Not so in Bloodborne. Story is incidental; it’s something you piece together, if at all. The reward is power, and the game makes you want power immediately by making sure you know how much it sucks not to have any. It’s a trope that you die more or less immediately in Souls games, to one of the first enemies you fight, but as above– the game is very fair. You CAN beat that first enemy, if you’re exceptionally skilled, and in general the game rewards you very well for doing so. You want to beat bosses because you shouldn’t be able to; success in the game is an act of defiance, one that the game respects.
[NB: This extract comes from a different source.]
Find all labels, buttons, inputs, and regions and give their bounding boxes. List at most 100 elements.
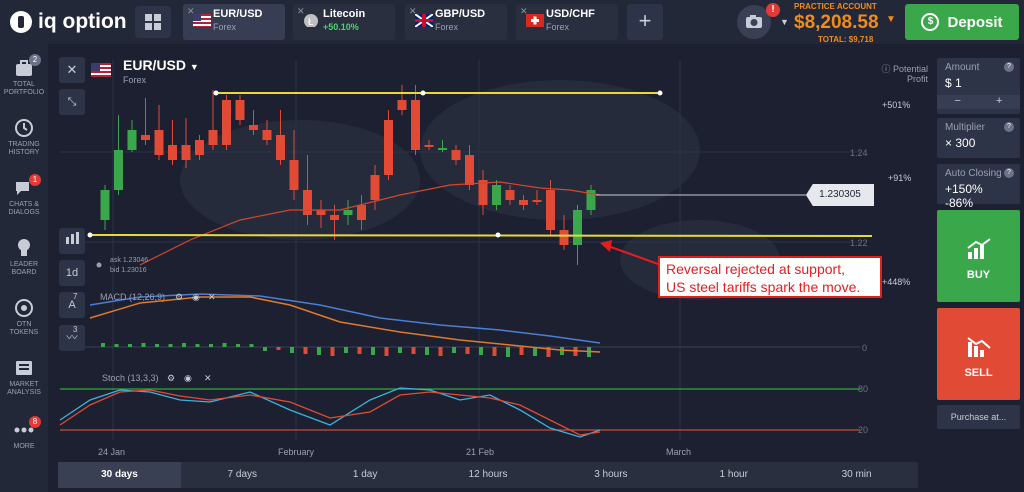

It’s that respect that really seals the deal. If you find a cheap, easy way to bypass a nasty fight or exploit some terrain to beat a boss, the game won’t punish you for it. You owe the game nothing, and in return, it owes you nothing. If you swing at an enemy and miss, there’s no aim correction; you forgot to lock on (or didn’t lock onto the right enemy) and the consequences are on you. Play better next time. You found a ledge that the boss can’t reach and can shoot at it, and have enough ammo to take it down without reprisal? Good on you, you beat the boss, you were cleverer than it was. Grind an area until you’re stupidly overpowered before moving on? That’s your choice, do what you need to in order to win.

I really appreciate that in Bloodborne, especially given that there are generally multiple ways to approach each encounter. It took Kodra and I a solid hour to realize that we were playing the game like Bel, methodically fighting and defeating every single enemy in an area before moving on. It was taxing on our resources and took up a lot of time for little return. We quickly discovered abject cowardice and used it to flee further than we’d gotten with overt aggression.

The amount of game space we played in over the course of the day was about half of a Warframe level, or less. Maybe half of one of the smaller starting levels. However, that tiny amount of space was incredibly rich and nuanced, with lots of approaches and lots of things to see and learn. I never felt like we were punished unduly for experimenting, and resources were plentiful enough that we could use them regularly without feeling like they were being wasted. Sure, we died a lot, but we made a lot of progress as far as developing our actual skill at the game.

By the end, we’d graduated from getting murdered by a guy with a rake to dying to some kind of massive tree beast. Progression!